I loved that feeling. I still love the feeling of getting my work into a publication, and I love getting to continue Odyssey’s legacy as one of the two co-editors. Like so many pursuing an education and a career, I worry extensively if I am on the right path or if I will love what I do. When I work on a project, I want it to be something that drives me. Odyssey encompasses that passion. Every day I work on Odyssey, I am reminded how much I love working on Odyssey, and journals in general. Creating a journal from scratch—promoting, receiving submissions, deciding on submissions, running the social media accounts, putting it all together into a final, tangible thing—brings me such immense joy. The final product will be coming out in April, and I cannot wait to see all of our hard work come to fruition, to hold it in my hands, and to see the same joy and pride I felt as other students see their work published among so many others.
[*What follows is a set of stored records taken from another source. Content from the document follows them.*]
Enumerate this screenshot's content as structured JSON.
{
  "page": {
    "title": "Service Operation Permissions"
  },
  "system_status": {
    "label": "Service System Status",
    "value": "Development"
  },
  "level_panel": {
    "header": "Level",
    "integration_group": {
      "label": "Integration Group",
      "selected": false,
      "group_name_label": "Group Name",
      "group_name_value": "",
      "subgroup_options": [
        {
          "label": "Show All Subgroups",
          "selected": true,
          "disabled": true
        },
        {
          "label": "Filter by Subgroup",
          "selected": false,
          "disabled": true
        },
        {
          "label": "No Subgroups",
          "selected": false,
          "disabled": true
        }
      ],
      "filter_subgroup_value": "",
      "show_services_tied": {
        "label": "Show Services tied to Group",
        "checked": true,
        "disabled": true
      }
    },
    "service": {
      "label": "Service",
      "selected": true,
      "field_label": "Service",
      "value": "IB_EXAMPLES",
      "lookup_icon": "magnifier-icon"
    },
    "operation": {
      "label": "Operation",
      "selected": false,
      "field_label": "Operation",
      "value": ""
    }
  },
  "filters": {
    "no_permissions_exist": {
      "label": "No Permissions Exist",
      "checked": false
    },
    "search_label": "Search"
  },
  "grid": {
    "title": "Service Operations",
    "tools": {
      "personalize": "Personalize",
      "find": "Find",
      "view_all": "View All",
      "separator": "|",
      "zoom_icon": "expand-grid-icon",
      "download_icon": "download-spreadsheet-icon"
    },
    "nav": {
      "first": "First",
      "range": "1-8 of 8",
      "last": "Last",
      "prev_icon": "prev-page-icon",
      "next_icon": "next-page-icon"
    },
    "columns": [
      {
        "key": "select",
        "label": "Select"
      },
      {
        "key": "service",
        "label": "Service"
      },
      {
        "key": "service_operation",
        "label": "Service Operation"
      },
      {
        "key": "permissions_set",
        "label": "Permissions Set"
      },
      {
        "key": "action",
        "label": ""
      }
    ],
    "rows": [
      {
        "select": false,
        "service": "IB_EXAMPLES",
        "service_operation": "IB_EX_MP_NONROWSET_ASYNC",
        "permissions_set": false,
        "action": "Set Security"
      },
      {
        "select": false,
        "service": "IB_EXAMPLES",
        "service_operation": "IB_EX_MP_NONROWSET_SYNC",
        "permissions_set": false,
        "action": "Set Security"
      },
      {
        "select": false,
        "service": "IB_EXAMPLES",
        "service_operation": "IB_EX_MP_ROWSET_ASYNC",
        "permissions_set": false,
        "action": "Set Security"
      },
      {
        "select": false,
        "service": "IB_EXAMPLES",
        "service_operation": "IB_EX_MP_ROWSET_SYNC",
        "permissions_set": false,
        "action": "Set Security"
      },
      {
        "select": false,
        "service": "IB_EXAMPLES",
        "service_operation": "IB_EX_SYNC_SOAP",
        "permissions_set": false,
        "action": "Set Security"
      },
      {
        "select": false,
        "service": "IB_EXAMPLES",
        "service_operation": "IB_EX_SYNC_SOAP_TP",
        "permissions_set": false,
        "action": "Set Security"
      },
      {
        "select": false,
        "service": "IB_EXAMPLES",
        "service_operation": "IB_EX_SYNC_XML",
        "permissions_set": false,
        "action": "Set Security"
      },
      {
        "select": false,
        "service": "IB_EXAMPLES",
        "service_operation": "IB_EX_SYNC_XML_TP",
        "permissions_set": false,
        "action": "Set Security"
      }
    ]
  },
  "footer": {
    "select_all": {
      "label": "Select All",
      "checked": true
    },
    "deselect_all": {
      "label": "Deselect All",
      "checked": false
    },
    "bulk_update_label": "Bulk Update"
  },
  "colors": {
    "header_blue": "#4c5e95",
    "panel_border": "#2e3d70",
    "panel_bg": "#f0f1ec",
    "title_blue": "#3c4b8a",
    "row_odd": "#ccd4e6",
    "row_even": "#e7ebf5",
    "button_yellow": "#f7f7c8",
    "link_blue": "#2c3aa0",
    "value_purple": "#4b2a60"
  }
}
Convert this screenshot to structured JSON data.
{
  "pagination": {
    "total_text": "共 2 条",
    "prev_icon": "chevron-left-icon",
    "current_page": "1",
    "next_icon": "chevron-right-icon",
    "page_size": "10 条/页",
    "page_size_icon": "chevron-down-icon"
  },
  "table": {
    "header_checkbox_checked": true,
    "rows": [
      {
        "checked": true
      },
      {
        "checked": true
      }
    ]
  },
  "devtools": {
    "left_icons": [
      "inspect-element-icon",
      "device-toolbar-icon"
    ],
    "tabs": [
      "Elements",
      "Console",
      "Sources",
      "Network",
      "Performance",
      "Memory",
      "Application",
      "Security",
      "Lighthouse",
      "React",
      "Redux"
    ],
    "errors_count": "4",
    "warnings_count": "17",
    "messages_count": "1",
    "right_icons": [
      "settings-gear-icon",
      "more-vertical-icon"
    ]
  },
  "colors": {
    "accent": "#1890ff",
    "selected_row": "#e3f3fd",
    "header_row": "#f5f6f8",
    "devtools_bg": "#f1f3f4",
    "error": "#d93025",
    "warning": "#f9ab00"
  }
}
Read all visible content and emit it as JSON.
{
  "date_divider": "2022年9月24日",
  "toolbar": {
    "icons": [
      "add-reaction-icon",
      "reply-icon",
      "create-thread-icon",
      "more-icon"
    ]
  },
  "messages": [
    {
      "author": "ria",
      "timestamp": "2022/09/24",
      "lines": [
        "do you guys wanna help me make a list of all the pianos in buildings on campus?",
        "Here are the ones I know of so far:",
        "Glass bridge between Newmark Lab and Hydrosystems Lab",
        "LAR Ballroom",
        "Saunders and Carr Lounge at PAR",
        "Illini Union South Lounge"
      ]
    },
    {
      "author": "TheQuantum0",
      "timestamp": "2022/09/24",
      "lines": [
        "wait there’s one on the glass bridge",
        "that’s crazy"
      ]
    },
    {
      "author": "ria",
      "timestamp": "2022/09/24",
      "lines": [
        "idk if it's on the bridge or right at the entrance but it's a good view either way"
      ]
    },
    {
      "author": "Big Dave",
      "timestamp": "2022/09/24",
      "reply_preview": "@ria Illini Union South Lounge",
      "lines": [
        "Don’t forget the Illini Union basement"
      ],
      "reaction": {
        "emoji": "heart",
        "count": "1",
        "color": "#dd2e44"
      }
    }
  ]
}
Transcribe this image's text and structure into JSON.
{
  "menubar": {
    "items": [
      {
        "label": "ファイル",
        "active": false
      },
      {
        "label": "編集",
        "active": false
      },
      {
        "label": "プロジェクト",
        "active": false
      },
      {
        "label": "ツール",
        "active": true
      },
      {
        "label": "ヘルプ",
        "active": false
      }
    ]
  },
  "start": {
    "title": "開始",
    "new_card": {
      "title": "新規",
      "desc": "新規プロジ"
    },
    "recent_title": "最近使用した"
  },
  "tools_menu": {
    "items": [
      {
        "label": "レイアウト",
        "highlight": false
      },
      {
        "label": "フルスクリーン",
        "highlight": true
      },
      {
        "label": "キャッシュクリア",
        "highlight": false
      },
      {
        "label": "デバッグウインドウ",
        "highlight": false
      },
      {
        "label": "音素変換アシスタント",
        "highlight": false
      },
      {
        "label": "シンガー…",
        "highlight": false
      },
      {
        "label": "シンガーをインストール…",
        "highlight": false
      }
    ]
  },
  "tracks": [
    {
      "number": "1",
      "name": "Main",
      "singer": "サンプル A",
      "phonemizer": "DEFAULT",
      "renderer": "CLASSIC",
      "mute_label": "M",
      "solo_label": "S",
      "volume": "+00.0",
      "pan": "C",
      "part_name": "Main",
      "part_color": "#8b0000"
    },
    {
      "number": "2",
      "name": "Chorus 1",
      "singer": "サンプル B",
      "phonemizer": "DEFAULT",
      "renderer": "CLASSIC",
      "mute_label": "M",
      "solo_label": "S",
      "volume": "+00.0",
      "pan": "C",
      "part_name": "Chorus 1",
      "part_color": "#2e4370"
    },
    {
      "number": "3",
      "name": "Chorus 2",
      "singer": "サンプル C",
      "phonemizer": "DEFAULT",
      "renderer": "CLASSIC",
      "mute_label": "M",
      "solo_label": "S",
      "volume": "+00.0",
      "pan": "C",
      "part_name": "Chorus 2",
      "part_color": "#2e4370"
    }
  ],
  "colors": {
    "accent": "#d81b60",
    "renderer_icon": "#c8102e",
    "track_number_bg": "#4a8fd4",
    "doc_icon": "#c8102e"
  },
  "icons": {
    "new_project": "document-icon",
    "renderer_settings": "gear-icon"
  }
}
Odyssey is special. When I first submitted, I was just an anthropology and Spanish major. I had no idea what I was doing, what I was going to do, how I was going to do it. Submitting my work gave me the motivation I needed to continue pursuing art, and working on the editorial board and as an editor has given me the realization that this is what I want to do: designing, working with creative works, running social media campaigns, working with creators, and knowing that what I do has brought joy and pride.

Of course, not everything is rainbows and butterflies and easy sailing. Odyssey has been created entirely from home this year. Meetings between editors and advisors and editorial board members happen over Zoom, documents are emailed back and forth and back again, every interaction occurs with a very annoying little screen in between. Our team is also fairly small. When I worked on Digital Literature Review last year creating an undergraduate research journal about ghosts and cultural hauntings, the project was put together by an entire class. Everyone had a specific role. You designed, you ran social media, you reviewed and edited submissions. Odyssey is an entirely different creature. The submissions are generally much shorter, but there are more of them. My co-editor Julia Tharp and I split up the work of a journal, mostly between just the two of us. Design, emails, reviews, edits, social media, writing copy all fall on us. I don’t know what we would do without the help of our editorial board, who help us review submissions and make acceptance decisions, and our advisor Professor Dalton, who is a constant rock and has the best advice. Seriously, they’re the best.

While creating the journal has been a hectic experience, it has also been a wonderful, irreplaceable experience. Working on Odyssey has helped me grow in so many ways, professionally and personally. By nature, I tend to be a quiet and reserved person, but being a co-editor constantly pushes me out of my comfort zone. Running meetings, constant emails, group discussions, and making editorial decisions with Julia have all been vital to building my confidence, experience, and character.

In a few weeks, I will finally be able to hold Odyssey 2021 in my hands and feel the same pride and joy when I held it for the first time three years ago. Now though, I feel I can fully appreciate it—all the hard work and time that goes into its creation, all the love and care that every creator puts into their work, and all the unforgettable relationships and experiences it brings with it.